Walther Mayer (11 March 1887 – 10 September 1948) was an Austrian mathematician, born in Graz, Austria-Hungary. With Leopold Vietoris he is the namesake of the Mayer–Vietoris sequence in topology. He served as an assistant to Albert Einstein and subsequently worked with him several years as a close collaborator, leading to the nickname "Einstein's calculator".

==Biography==
Mayer studied at the Federal Institute of Technology in Zürich and the University of Paris before receiving his doctorate in 1912 from the University of Vienna; his thesis concerned the Fredholm integral equation. He served in the military between 1914 and 1919, during which he found time to complete a habilitation on differential geometry. Because he was Jewish, he had little opportunity for an academic career in Austria, and left the country; however, in 1926, with help from Einstein, he returned to a position at the University of Vienna as Privatdozent (lecturer). He made a name for himself in topology with the Mayer–Vietoris sequence, and with an axiomatic treatment of homology predating the Eilenberg–Steenrod axioms. He also published a book on Riemannian geometry in 1930, the second volume of a textbook on differential geometry that had been started by Adalbert Duschek with a volume on curves and surfaces.

In 1929, on the recommendation of Richard von Mises, he became Albert Einstein's assistant with the explicit understanding that he work with him on distant parallelism, and from 1931 to 1936, he collaborated with Albert Einstein on the theory of relativity. In 1933, after Hitler's assumption of power, he followed Einstein to the United States and became an associate in mathematics at the Institute for Advanced Study in Princeton, New Jersey. He continued working on mathematics at the Institute, and died in Princeton in 1948.

==Selected publications==
- with Adalbert Duschek: Lehrbuch der Differentialgeometrie. 2 vols., Teubner 1930. vol. 1 vol. 2
- Über abstrakte Topologie. In: Monatshefte für Mathematik. vol. 36, 1929, pp. 1–42 (Mayer-Vietoris-Sequenzen)

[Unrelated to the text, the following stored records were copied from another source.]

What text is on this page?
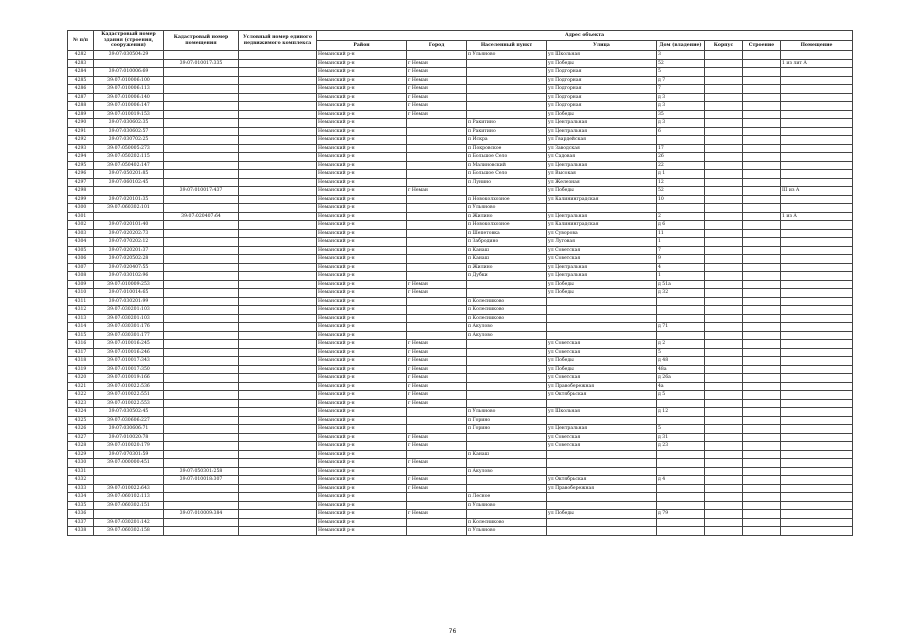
№ п/п	Кадастровый номер здания (строения, сооружения)	Кадастровый номер помещения	Условный номер единого недвижимого комплекса	Адрес объекта							
				Район	Город	Населенный пункт	Улица	Дом (владение)	Корпус	Строение	Помещение
4282	39:07:030504:29			Неманский р-н		п Ульяново	ул Школьная	3			
4283		39:07:010017:335		Неманский р-н	г Неман		ул Победы	52			1 из лит А
4284	39:07:010006:69			Неманский р-н	г Неман		ул Подгорная	5			
4285	39:07:010006:100			Неманский р-н	г Неман		ул Подгорная	д 7			
4286	39:07:010006:113			Неманский р-н	г Неман		ул Подгорная	7			
4287	39:07:010006:140			Неманский р-н	г Неман		ул Подгорная	д 3			
4288	39:07:010006:147			Неманский р-н	г Неман		ул Подгорная	д 3			
4289	39:07:010019:153			Неманский р-н	г Неман		ул Победы	35			
4290	39:07:030602:35			Неманский р-н		п Ракитино	ул Центральная	д 3			
4291	39:07:030602:57			Неманский р-н		п Ракитино	ул Центральная	6			
4292	39:07:030702:25			Неманский р-н		п Искра	ул Гвардейская				
4293	39:07:050005:273			Неманский р-н		п Покровское	ул Заводская	17			
4294	39:07:050202:115			Неманский р-н		п Большое Село	ул Садовая	26			
4295	39:07:050402:147			Неманский р-н		п Малиновский	ул Центральная	22			
4296	39:07:050201:85			Неманский р-н		п Большое Село	ул Высокая	д 1			
4297	39:07:060102:45			Неманский р-н		п Лунино	ул Железная	12			
4298		39:07:010017:437		Неманский р-н	г Неман		ул Победы	52			III из А
4299	39:07:020101:35			Неманский р-н		п Новоколхозное	ул Калининградская	10			
4300	39:07:060302:101			Неманский р-н		п Ульяново					
4301		39:07:020407:64		Неманский р-н		п Жилино	ул Центральная	2			1 из А
4302	39:07:020101:40			Неманский р-н		п Новоколхозное	ул Калининградская	д 6			
4303	39:07:020202:73			Неманский р-н		п Шепетовка	ул Суворова	11			
4304	39:07:070202:12			Неманский р-н		п Забродино	ул Луговая	1			
4305	39:07:020201:37			Неманский р-н		п Канаш	ул Советская	7			
4306	39:07:020502:28			Неманский р-н		п Канаш	ул Советская	9			
4307	39:07:020407:55			Неманский р-н		п Жилино	ул Центральная	4			
4308	39:07:030102:96			Неманский р-н		п Дубки	ул Центральная	1			
4309	39:07:010009:253			Неманский р-н	г Неман		ул Победы	д 51а			
4310	39:07:010014:65			Неманский р-н	г Неман		ул Победы	д 32			
4311	39:07:030201:99			Неманский р-н		п Колесниково					
4312	39:07:030201:103			Неманский р-н		п Колесниково					
4313	39:07:030201:103			Неманский р-н		п Колесниково					
4314	39:07:030301:176			Неманский р-н		п Акулово		д 71			
4315	39:07:030301:177			Неманский р-н		п Акулово					
4316	39:07:010016:245			Неманский р-н	г Неман		ул Советская	д 2			
4317	39:07:010016:246			Неманский р-н	г Неман		ул Советская	5			
4318	39:07:010017:343			Неманский р-н	г Неман		ул Победы	д 48			
4319	39:07:010017:350			Неманский р-н	г Неман		ул Победы	48а			
4320	39:07:010019:166			Неманский р-н	г Неман		ул Советская	д 26а			
4321	39:07:010022:536			Неманский р-н	г Неман		ул Правобережная	4а			
4322	39:07:010022:551			Неманский р-н	г Неман		ул Октябрьская	д 5			
4323	39:07:010022:553			Неманский р-н	г Неман						
4324	39:07:030502:45			Неманский р-н		п Ульяново	ул Школьная	д 12			
4325	39:07:030606:227			Неманский р-н		п Горино					
4326	39:07:030606:71			Неманский р-н		п Горино	ул Центральная	5			
4327	39:07:010020:78			Неманский р-н	г Неман		ул Советская	д 31			
4328	39:07:010020:179			Неманский р-н	г Неман		ул Советская	д 23			
4329	39:07:070301:59			Неманский р-н		п Канаш					
4330	39:07:000000:451			Неманский р-н	г Неман						
4331		39:07:050301:258		Неманский р-н		п Акулово					
4332		39:07:010018:307		Неманский р-н	г Неман		ул Октябрьская	д 4			
4333	39:07:010022:643			Неманский р-н	г Неман		ул Правобережная				
4334	39:07:060102:113			Неманский р-н		п Лесное					
4335	39:07:060302:151			Неманский р-н		п Ульяново					
4336		39:07:010009:384		Неманский р-н	г Неман		ул Победы	д 79			
4337	39:07:030201:142			Неманский р-н		п Колесниково					
4338	39:07:060302:158			Неманский р-н		п Ульяново					
76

- with T. Y. Thomas: Foundations of the theory of Lie groups. In: Annals of Mathematics. 36, 1935, 770–822.
- Die Differentialgeometrie der Untermannigfaltigkeiten des R_{n} konstanter Krümmung. Transactions of the American Mathematical Society 38 no. 2, 1935: 267–309.

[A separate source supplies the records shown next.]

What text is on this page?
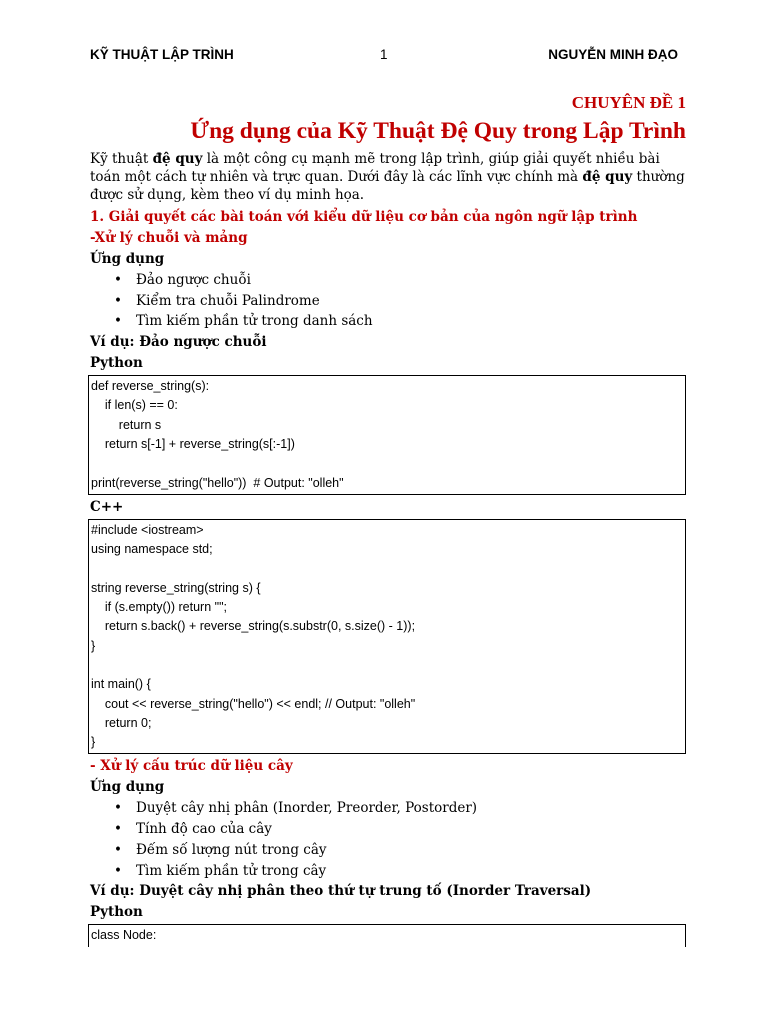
KỸ THUẬT LẬP TRÌNH	1	NGUYỄN MINH ĐẠO

CHUYÊN ĐỀ 1

Ứng dụng của Kỹ Thuật Đệ Quy trong Lập Trình

Kỹ thuật đệ quy là một công cụ mạnh mẽ trong lập trình, giúp giải quyết nhiều bài toán một cách tự nhiên và trực quan. Dưới đây là các lĩnh vực chính mà đệ quy thường được sử dụng, kèm theo ví dụ minh họa.

1. Giải quyết các bài toán với kiểu dữ liệu cơ bản của ngôn ngữ lập trình

-Xử lý chuỗi và mảng

Ứng dụng

• Đảo ngược chuỗi
• Kiểm tra chuỗi Palindrome
• Tìm kiếm phần tử trong danh sách

Ví dụ: Đảo ngược chuỗi

Python

def reverse_string(s):
if len(s) == 0:
return s
return s[-1] + reverse_string(s[:-1])
print(reverse_string("hello"))  # Output: "olleh"

C++

#include <iostream>
using namespace std;
string reverse_string(string s) {
if (s.empty()) return "";
return s.back() + reverse_string(s.substr(0, s.size() - 1));
}
int main() {
cout << reverse_string("hello") << endl; // Output: "olleh"
return 0;
}

- Xử lý cấu trúc dữ liệu cây

Ứng dụng

• Duyệt cây nhị phân (Inorder, Preorder, Postorder)
• Tính độ cao của cây
• Đếm số lượng nút trong cây
• Tìm kiếm phần tử trong cây

Ví dụ: Duyệt cây nhị phân theo thứ tự trung tố (Inorder Traversal)

Python

class Node:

- with T. Y. Thomas: Fields of parallel vectors in non-analytic manifolds in the large. Compositio Mathematica, vol. 5, 1938: pp. 198-207.

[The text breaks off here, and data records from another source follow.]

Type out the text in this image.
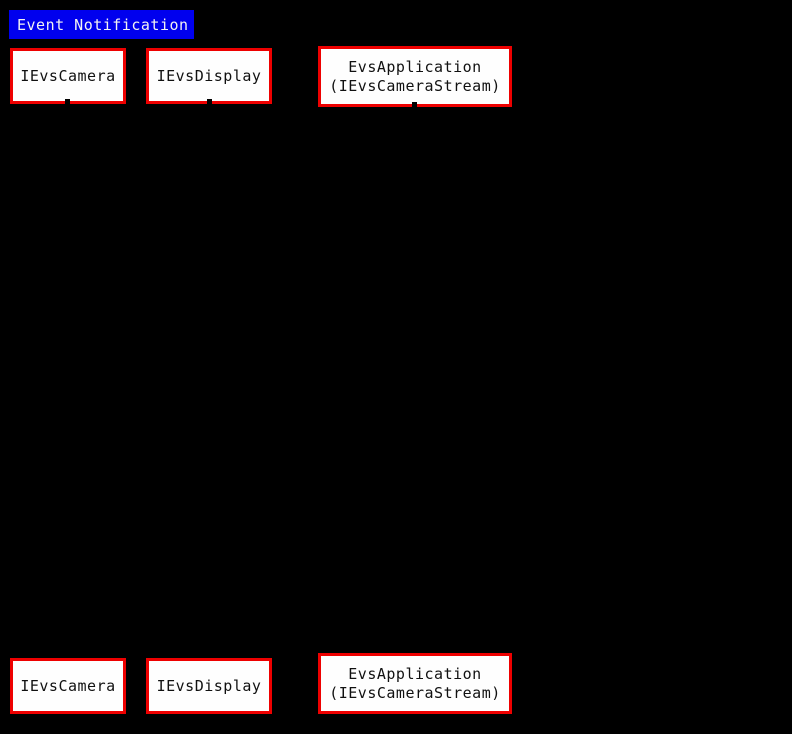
Event Notification
IEvsCamera	IEvsDisplay	EvsApplication
(IEvsCameraStream)
IEvsCamera	IEvsDisplay
EvsApplication
(IEvsCameraStream)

- with Herbert Busemann: "On the foundations of calculus of variations." Transactions of the American Mathematical Society 49, no. 2, 1941: 173-198
- A new homology theory. In: Annals of Mathematics. vol. 43, 1942, pp. 370–380, 594–605.
- The Duality Theory and the Basic Isomorphisms of Group Systems and Nets and Co-Nets of Group Systems. In: Annals of Mathematics. vol. 46, 1945, pp. 1–28
- On Products in Topology. In: Annals of Mathematics. vol. 46, 1945, pp. 29–57.
- Duality Theorems. In: Fundamenta Mathematicae 35, 1948, 188–202.